Warning voters about the danger of increasing Muslim influence in Norway, the Progress Party rode a wave of anti-immigrant feeling and took nearly a quarter of the seats in parliament in the country’s last election.

Now one of Europe’s most successful right-wing parties is on the defensive after one of its former members massacred 77 people in the name of fighting immigration.

The Progress Party has confirmed that Anders Behring Breivik, the confessed perpetrator of last month’s massacre, was a member between 1999 and 2006. That has focused intense criticism on its platform of sharply cutting the immigration that is changing Norway’s once virtually homogenous population of white Christians.

“They have to change their tone,” said Magnus Takvam, a political commentator for Norwegian public broadcaster NRK. “They have to reconsider their vocabulary.”

Progress Party leader Siv Jensen has been criticized for warning of a stealth Islamization of Norway. And in May, the party’s leader in Oslo called the governing Labor Party’s immigration policy a “demographic experiment” and said a left-wing political elite was allowing Western civilization to be eroded by Muslim immigrants with opposing values.

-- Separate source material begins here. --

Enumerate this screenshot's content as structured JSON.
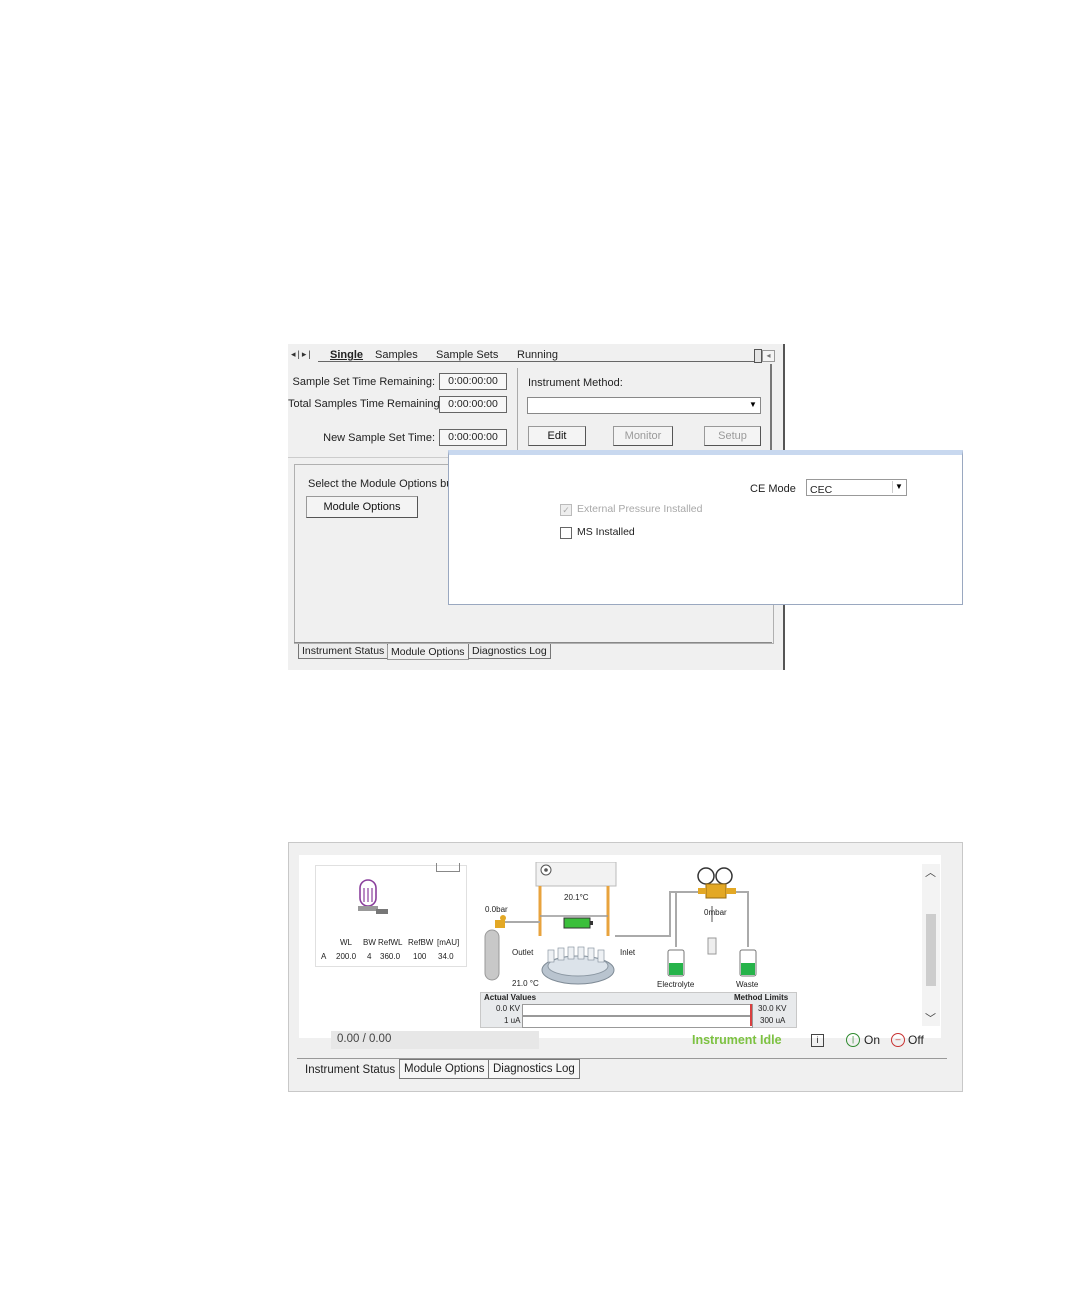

Breivik also condemned leftists for their tolerant attitude toward immigrants from the Muslim world, but Jensen, 42, noted that he condemned all of Norway’s political parties, “mine included,” in the rambling 1,500-word manifesto he released before the massacre.

Breivik, 32, says he grew disillusioned with the party and concluded that the only way to stop what he called the “Islamization” of Norway and Europe was through armed struggle.

“He has obviously developed some very, very strange, sick ideas over the years,” Jensen told The Associated Press. “His manifesto is perversely unique and cannot be linked to any organization or legal political party of Norway.”

First elected into Parliament in 1973, the Progress Party steadily has gained support for its calls to sharply cut immigration and lower taxes, primarily by spending more of Norway’s oil revenue now, instead of saving it for future generations.

No longer a maverick opposition group, the Progress Party now boasts support that few of its counterparts in Europe can match. It won 41 of the 169 seats in Parliament in the 2009 election, its best result ever. Only the Labor Party is bigger, with 64 seats.

But the July 22 terror attacks, which shook Norway to the core, have generated a wave of sympathy for Prime Minister Jens Stoltenberg’s Labor Party, the apparent target of the attacks. Polls show its support surging, ahead of local elections in September.